Şimdiki hayatınızın iyi ve olumlu yönlerini listeleyin.
Boşanmayla birlikte bunlardan hangilerini kaybedeceksiniz?
Boşanmanın size kazandırabileceklerini listeleyin.
Boşanmanın çocuklarınıza neler kazandırabileceğini listeleyin.(eğer çocuğunuz varsa!)
Boşanmanın size neler kaybettirebileceğini listeleyin.

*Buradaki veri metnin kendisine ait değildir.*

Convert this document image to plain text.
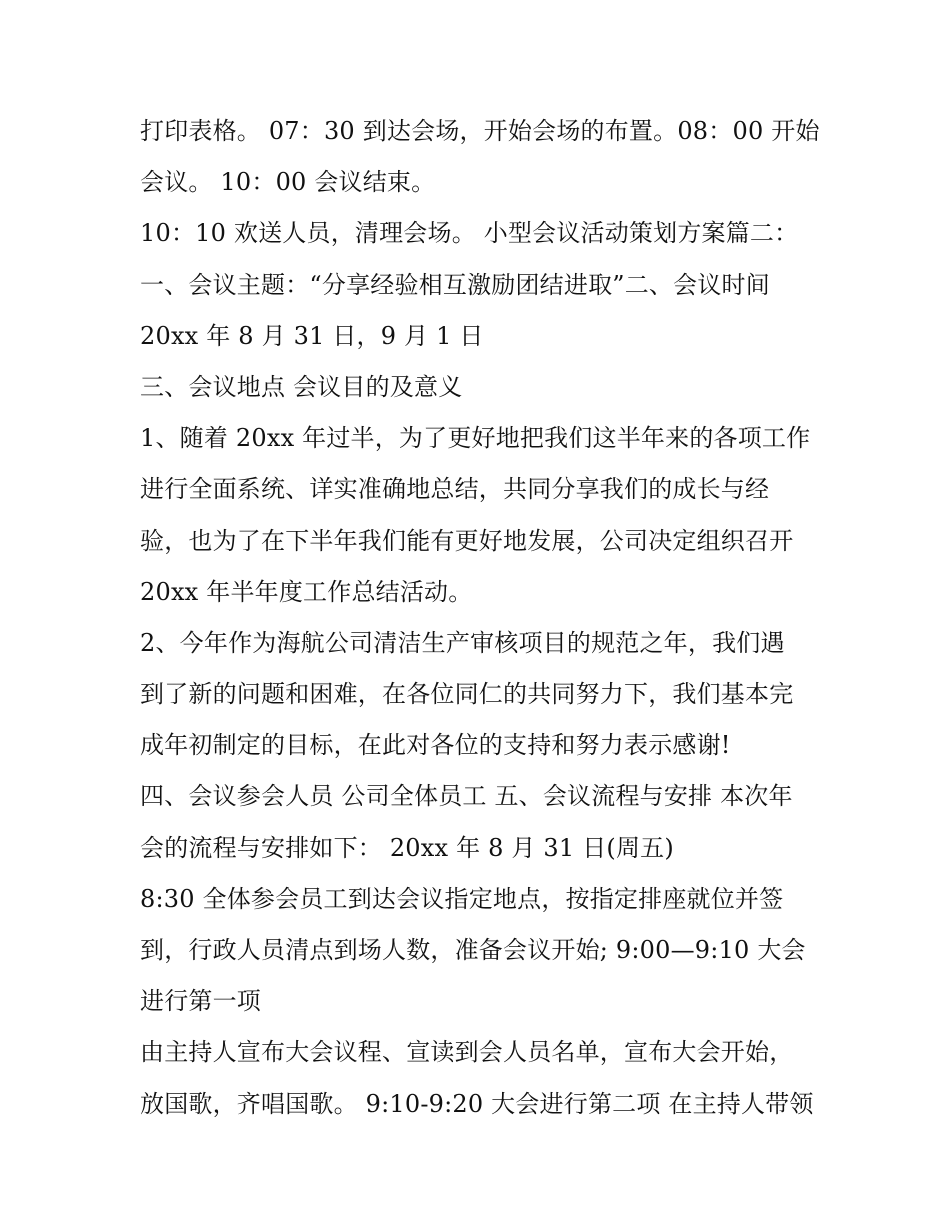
打印表格。 07：30 到达会场，开始会场的布置。08：00 开始
会议。 10：00 会议结束。
10：10 欢送人员，清理会场。 小型会议活动策划方案篇二：
一、会议主题：“分享经验相互激励团结进取”二、会议时间
20xx 年 8 月 31 日，9 月 1 日
三、会议地点 会议目的及意义
1、随着 20xx 年过半，为了更好地把我们这半年来的各项工作
进行全面系统、详实准确地总结，共同分享我们的成长与经
验，也为了在下半年我们能有更好地发展，公司决定组织召开
20xx 年半年度工作总结活动。
2、今年作为海航公司清洁生产审核项目的规范之年，我们遇
到了新的问题和困难，在各位同仁的共同努力下，我们基本完
成年初制定的目标，在此对各位的支持和努力表示感谢!
四、会议参会人员 公司全体员工 五、会议流程与安排 本次年
会的流程与安排如下： 20xx 年 8 月 31 日(周五)
8:30 全体参会员工到达会议指定地点，按指定排座就位并签
到，行政人员清点到场人数，准备会议开始; 9:00—9:10 大会
进行第一项
由主持人宣布大会议程、宣读到会人员名单，宣布大会开始，
放国歌，齐唱国歌。 9:10-9:20 大会进行第二项 在主持人带领
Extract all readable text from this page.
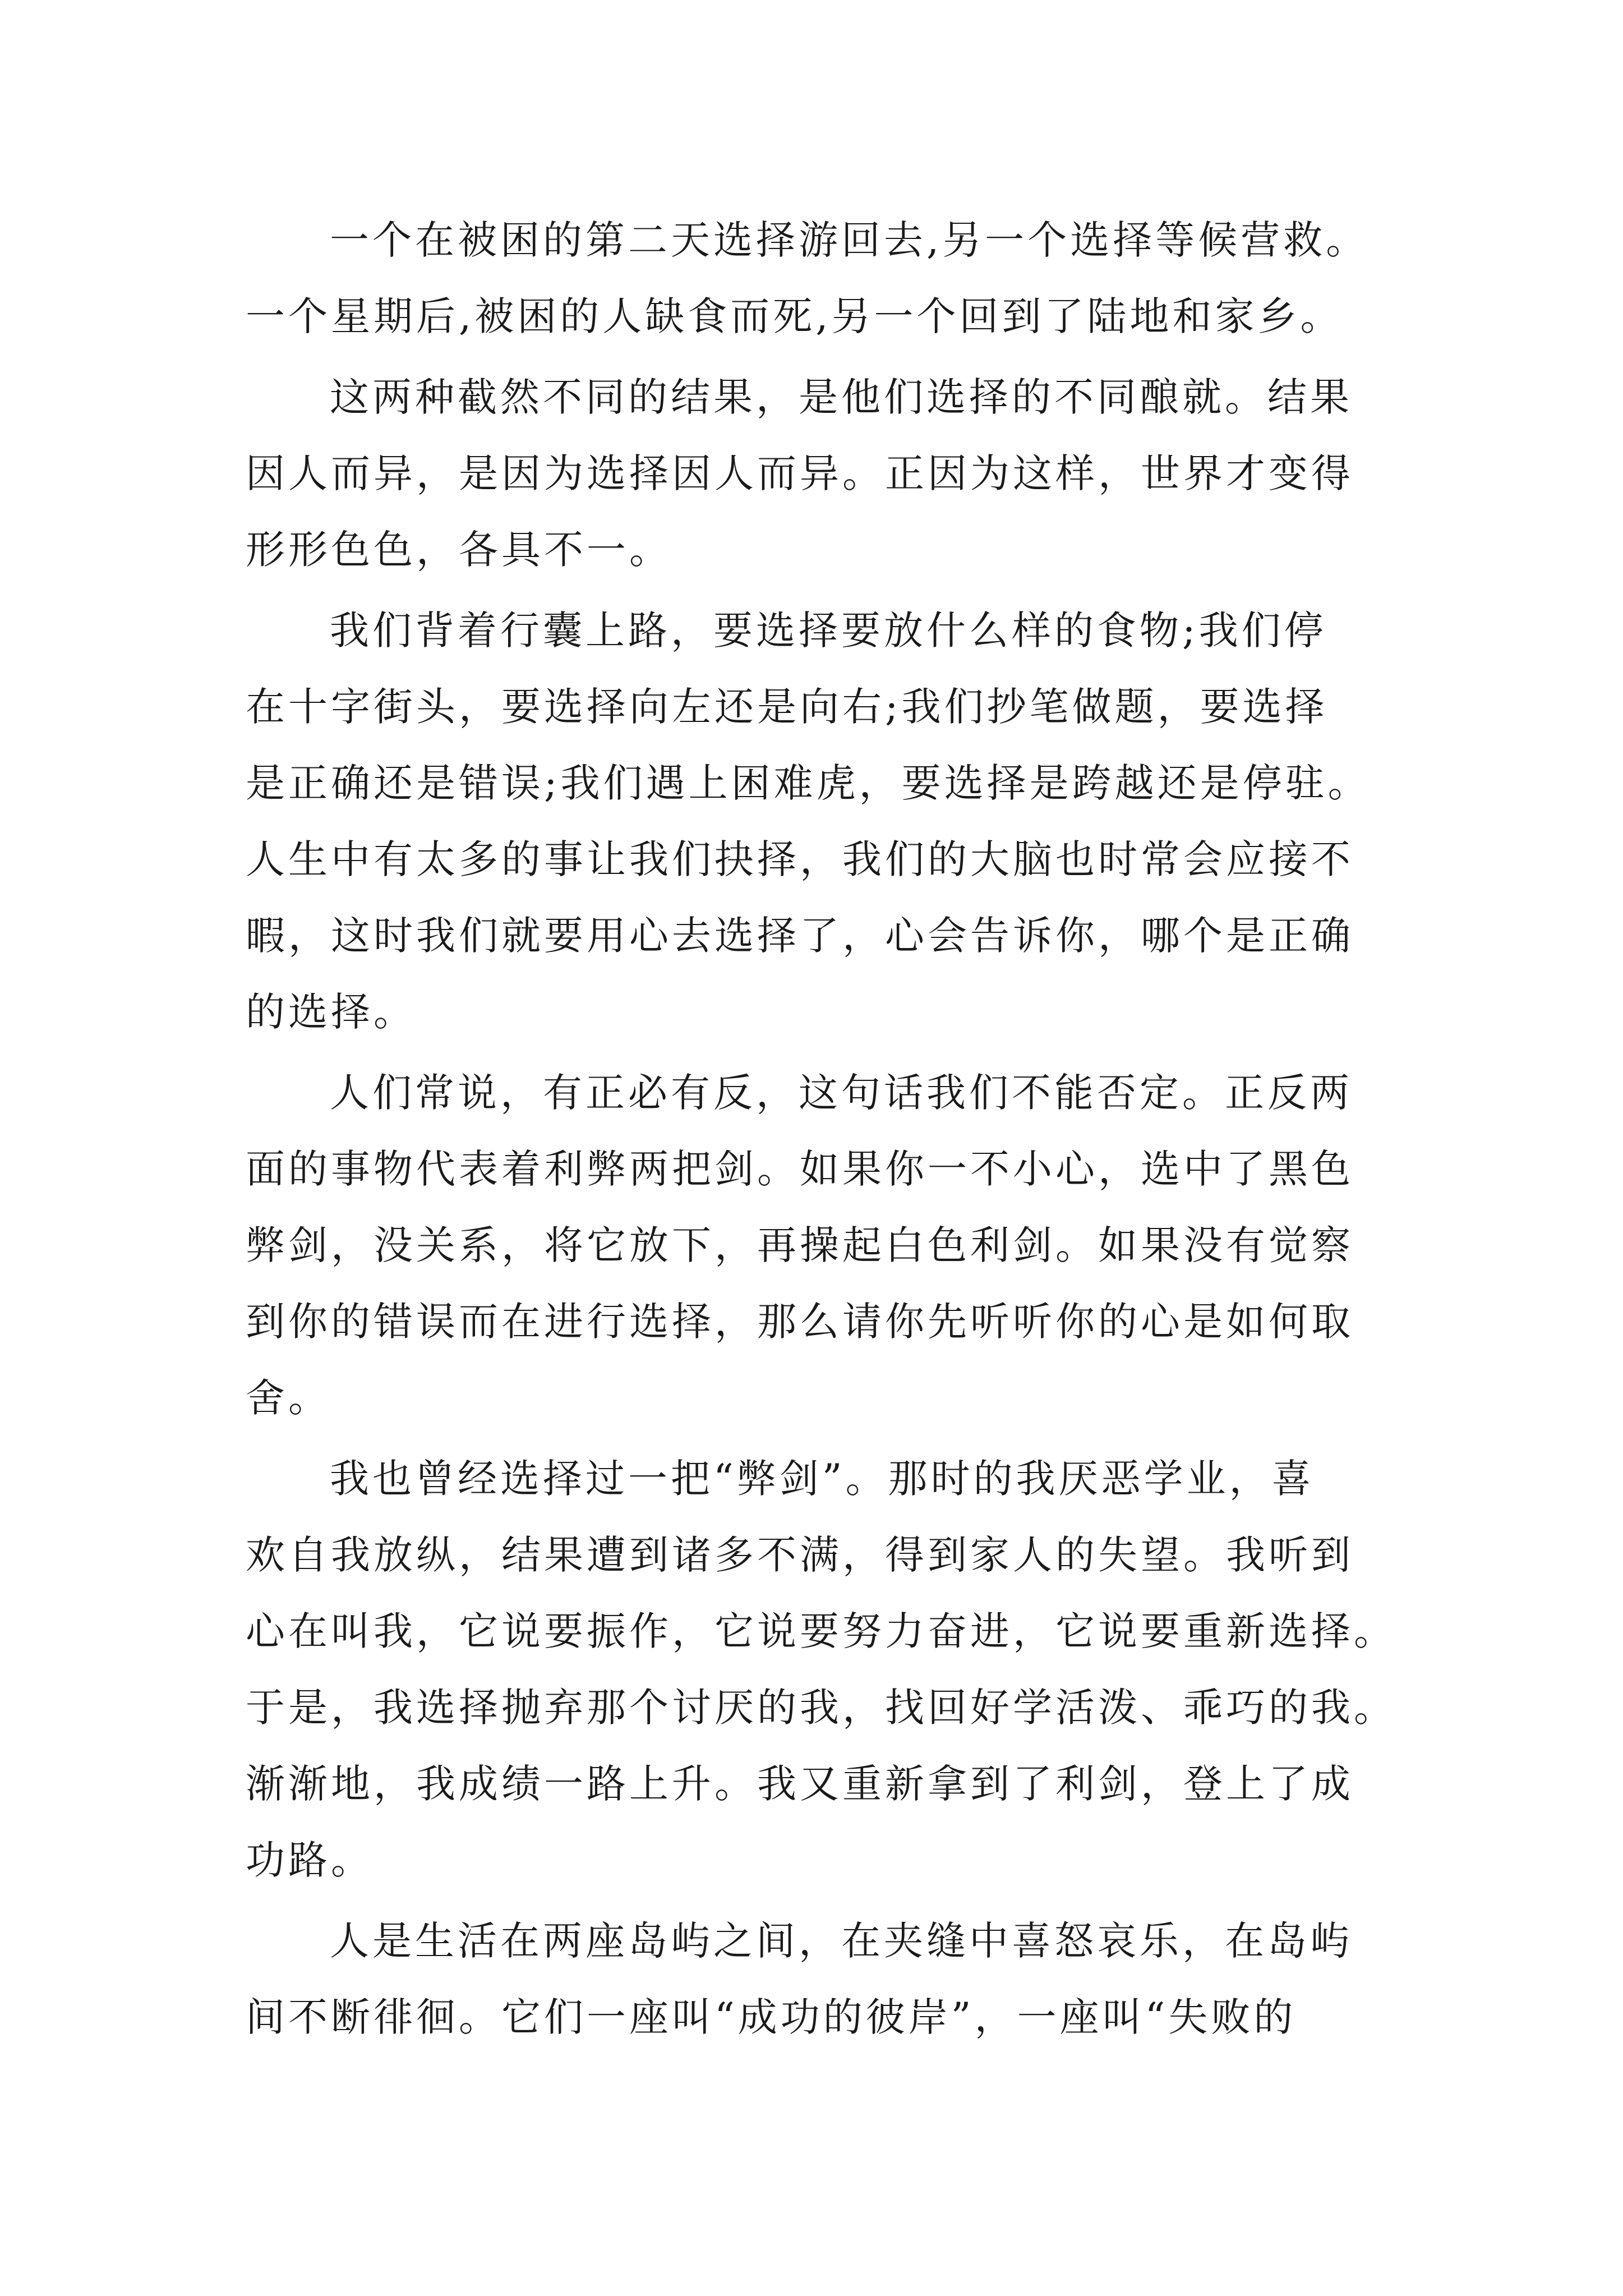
一个在被困的第二天选择游回去,另一个选择等候营救。
一个星期后,被困的人缺食而死,另一个回到了陆地和家乡。
这两种截然不同的结果，是他们选择的不同酿就。结果
因人而异，是因为选择因人而异。正因为这样，世界才变得
形形色色，各具不一。
我们背着行囊上路，要选择要放什么样的食物;我们停
在十字街头，要选择向左还是向右;我们抄笔做题，要选择
是正确还是错误;我们遇上困难虎，要选择是跨越还是停驻。
人生中有太多的事让我们抉择，我们的大脑也时常会应接不
暇，这时我们就要用心去选择了，心会告诉你，哪个是正确
的选择。
人们常说，有正必有反，这句话我们不能否定。正反两
面的事物代表着利弊两把剑。如果你一不小心，选中了黑色
弊剑，没关系，将它放下，再操起白色利剑。如果没有觉察
到你的错误而在进行选择，那么请你先听听你的心是如何取
舍。
我也曾经选择过一把“弊剑”。那时的我厌恶学业，喜
欢自我放纵，结果遭到诸多不满，得到家人的失望。我听到
心在叫我，它说要振作，它说要努力奋进，它说要重新选择。
于是，我选择抛弃那个讨厌的我，找回好学活泼、乖巧的我。
渐渐地，我成绩一路上升。我又重新拿到了利剑，登上了成
功路。
人是生活在两座岛屿之间，在夹缝中喜怒哀乐，在岛屿
间不断徘徊。它们一座叫“成功的彼岸”，一座叫“失败的
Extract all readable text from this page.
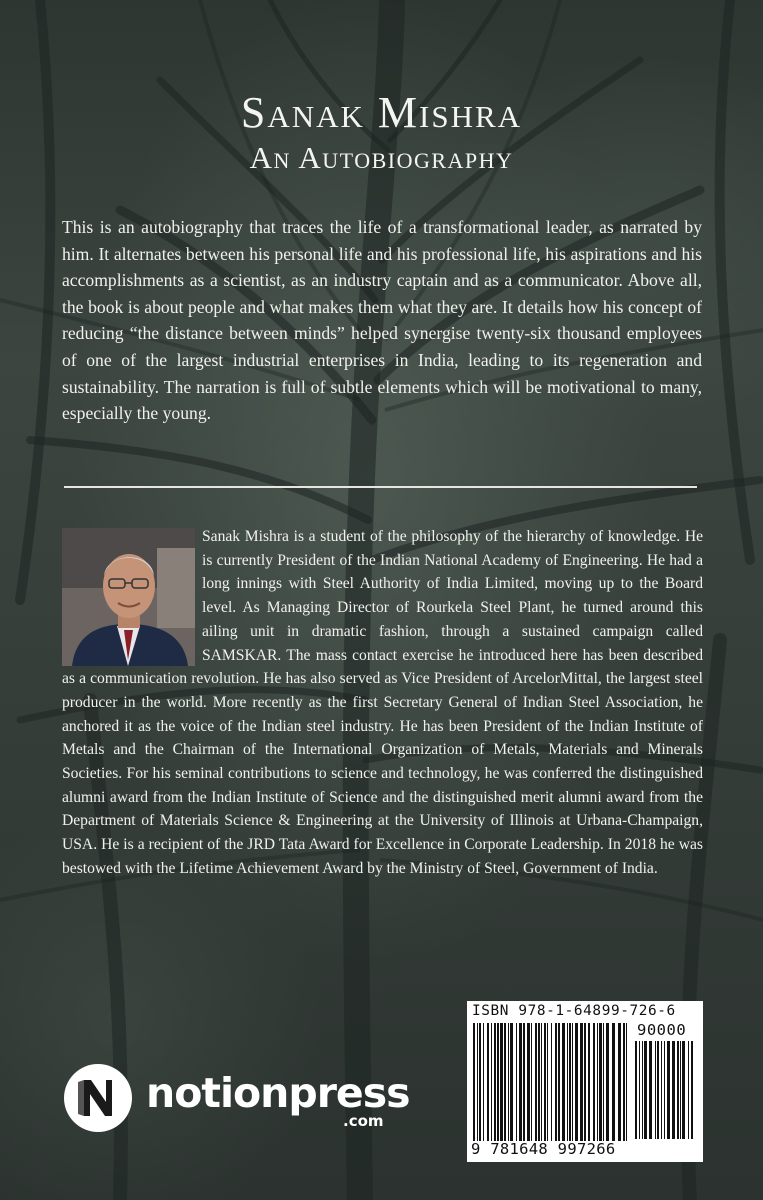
Sanak Mishra
An Autobiography
This is an autobiography that traces the life of a transformational leader, as narrated by him. It alternates between his personal life and his professional life, his aspirations and his accomplishments as a scientist, as an industry captain and as a communicator. Above all, the book is about people and what makes them what they are. It details how his concept of reducing “the distance between minds” helped synergise twenty-six thousand employees of one of the largest industrial enterprises in India, leading to its regeneration and sustainability. The narration is full of subtle elements which will be motivational to many, especially the young.
Sanak Mishra is a student of the philosophy of the hierarchy of knowledge. He is currently President of the Indian National Academy of Engineering. He had a long innings with Steel Authority of India Limited, moving up to the Board level. As Managing Director of Rourkela Steel Plant, he turned around this ailing unit in dramatic fashion, through a sustained campaign called SAMSKAR. The mass contact exercise he introduced here has been described as a communication revolution. He has also served as Vice President of ArcelorMittal, the largest steel producer in the world. More recently as the first Secretary General of Indian Steel Association, he anchored it as the voice of the Indian steel industry. He has been President of the Indian Institute of Metals and the Chairman of the International Organization of Metals, Materials and Minerals Societies. For his seminal contributions to science and technology, he was conferred the distinguished alumni award from the Indian Institute of Science and the distinguished merit alumni award from the Department of Materials Science & Engineering at the University of Illinois at Urbana-Champaign, USA. He is a recipient of the JRD Tata Award for Excellence in Corporate Leadership. In 2018 he was bestowed with the Lifetime Achievement Award by the Ministry of Steel, Government of India.
notionpress
.com
ISBN 978-1-64899-726-6
90000
9 781648 997266
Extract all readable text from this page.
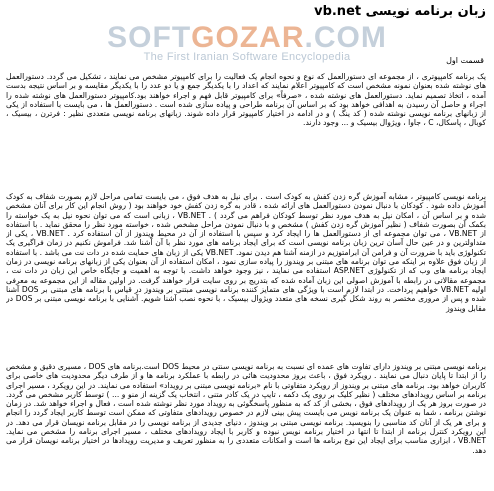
زبان برنامه نویسی vb.net
SOFTGOZAR.COM
The First Iranian Software Encyclopedia	قسمت اول
یک برنامه کامپیوتری ، از مجموعه ای دستورالعمل که نوع و نحوه انجام یک فعالیت را برای کامپیوتر مشخص می نمایند ، تشکیل می گردد. دستورالعمل های نوشته شده بعنوان نمونه مشخص است که کامپیوتر اعلام نمایند که اعداد را با یکدیگر جمع و یا دو عدد را با یکدیگر مقایسه و بر اساس نتیجه بدست آمده ، اتخاذ تصمیم نماید. دستورالعمل های نوشته شده ، «صرفاً» برای کامپیوتر قابل فهم و اجراء خواهند بود.کامپیوتر دستورالعمل های نوشته شده را اجراء و حاصل آن رسیدن به اهدافی خواهد بود که بر اساس آن برنامه طراحی و پیاده سازی شده است . دستورالعمل ها ، می بایست با استفاده از یکی از زبانهای برنامه نویسی نوشته شده ( کد ینگ ) و در ادامه در اختیار کامپیوتر قرار داده شوند. زبانهای برنامه نویسی متعددی نظیر : فرترن ، بیسیک ، کوبال ، پاسکال، C ، جاوا ، ویژوال بیسیک و ... وجود دارند.
برنامه نویسی کامپیوتر ، مشابه آموزش گره زدن کفش به کودک است . برای نیل به هدف فوق ، می بایست تمامی مراحل لازم بصورت شفاف به کودک آموزش داده شود . کودکان با دنبال نمودن دستورالعمل های ارائه شده ، قادر به گره زدن کفش خود خواهند بود ( روش انجام این کار برای آنان مشخص شده و بر اساس آن ، امکان نیل به هدف مورد نظر توسط کودکان فراهم می گردد ) . VB.NET ، زبانی است که می توان نحوه نیل به یک خواسته را بکمک آن بصورت شفاف ( نظیر آموزش گره زدن کفش ) مشخص و با دنبال نمودن مراحل مشخص شده ، خواسته مورد نظر را محقق نماید . با استفاده از VB.NET ، می توان مجموعه ای از دستورالعمل ها را ایجاد کرد و سپس با استفاده از آن در محیط ویندوز از آن استفاده کرد . VB.NET ، یکی از متداولترین و در عین حال آسان ترین زبان برنامه نویسی است که برای ایجاد برنامه های مورد نظر با آن آشنا شد. فراموش نکنیم در زمان فراگیری یک تکنولوژی باید با ضرورت آن و فرامن آن ابرامتوزیم در ازمنه آشنا هم دیدن نمود. VB.NET یکی از زبان های حمایت شده در دات نت می باشد . با استفاده از زبان فوق علاوه بر اینکه می توان برنامه های مبتنی بر ویندوز را پیاده سازی نمود ، امکان استفاده از آن بعنوان یکی از زبانهای برنامه نویسی در زمان ایجاد برنامه های وب که از تکنولوژی ASP.NET استفاده می نمایند ، نیز وجود خواهد داشت. با توجه به اهمیت و جایگاه خاص این زبان در دات نت ، مجموعه مقالاتی در رابطه با آموزش اصولی این زبان آماده شده که بتدریج بر روی سایت قرار خواهند گرفت. در اولین مقاله از این مجموعه به معرفی اولیه VB.NET خواهیم پرداخت. در ابتدا لازم است با ویژگی های متمایز کننده برنامه نویسی مبتنی بر ویندوز در قیاس با برنامه های مبتنی بر DOS آشنا شده و پس از مروری مختصر به روند شکل گیری نسخه های متعدد ویژوال بیسیک ، با نحوه نصب آشنا شویم. آشنایی با برنامه نویسی مبتنی بر DOS در مقابل ویندوز
برنامه نویسی مبتنی بر ویندوز دارای تفاوت های عمده ای نسبت به برنامه نویسی سنتی در محیط DOS است.برنامه های DOS ، مسیری دقیق و مشخص را از ابتدا تا پایان دنبال می نمایند . رویکرد فوق ، باعث بروز محدودیت هائی در رابطه با عملکرد برنامه ها و از طرف دیگر محدودیت های خاصی برای کاربران خواهد بود. برنامه های مبتنی بر ویندوز از رویکرد متفاوتی با نام «برنامه نویسی مبتنی بر رویداد» استفاده می نمایند. در این رویکرد ، مسیر اجرای برنامه بر اساس رویدادهای مختلف ( نظیر کلیک بر روی یک دکمه ، تایپ در یک کادر متنی ، انتخاب یک گزینه از منو و ... ) توسط کاربر مشخص می گردد. در صورت بروز هر یک از رویدادهای فوق ، بخشی از کد که به منظور پاسخگوئی به رویداد مورد نظر نوشته شده است ، فعال و اجراء خواهد شد. در زمان نوشتن برنامه ، شما به عنوان یک برنامه نویس می بایست پیش بینی لازم در خصوص رویدادهای متفاوتی که ممکن است توسط کاربر ایجاد گردد را انجام و برای هر یک از آنان کد مناسبی را بنویسید. برنامه نویسی مبتنی بر ویندوز ، دنیای جدیدی از برنامه نویسی را در مقابل برنامه نویسان قرار می دهد. در این رویکرد کنترل برنامه از ابتدا تا انتها در اختیار برنامه نویس نبوده و کاربر با ایجاد رویدادهای مختلف ، مسیر اجرای برنامه را مشخص می نماید. VB.NET ، ابزاری مناسب برای ایجاد این نوع برنامه ها است و امکانات متعددی را به منظور تعریف و مدیریت رویدادها در اختیار برنامه نویسان قرار می دهد.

Boşanmanın çocuklarınıza neler kaybettirebileceğini listeleyin.(eğer çocuğunuz varsa!)
***
Listeyi baştan sona inceleyin. Artılar mı eksiler mi fazla görünüyor? Bu değerlendirmenin ışığında boşanmayı göze almanızın uygun olup olmadığını tekrar düşünün. Bu konudaki düşüncelerinizi bir kağıda yazınız. Unutmayın sağlıklı bir yalnızlık sağlıksız bir beraberlikten daha iyidir. Boşanmadan önce aile terapisi desteği alarak sağlıklı bir boşanma süreci yaşayabileceğiniz gibi eğer devam etmek yönünde en ufak bir isteğiniz varsa da ilişkinizdeki dinamizmi sağlıklı bir yapıya getirebilirsiniz.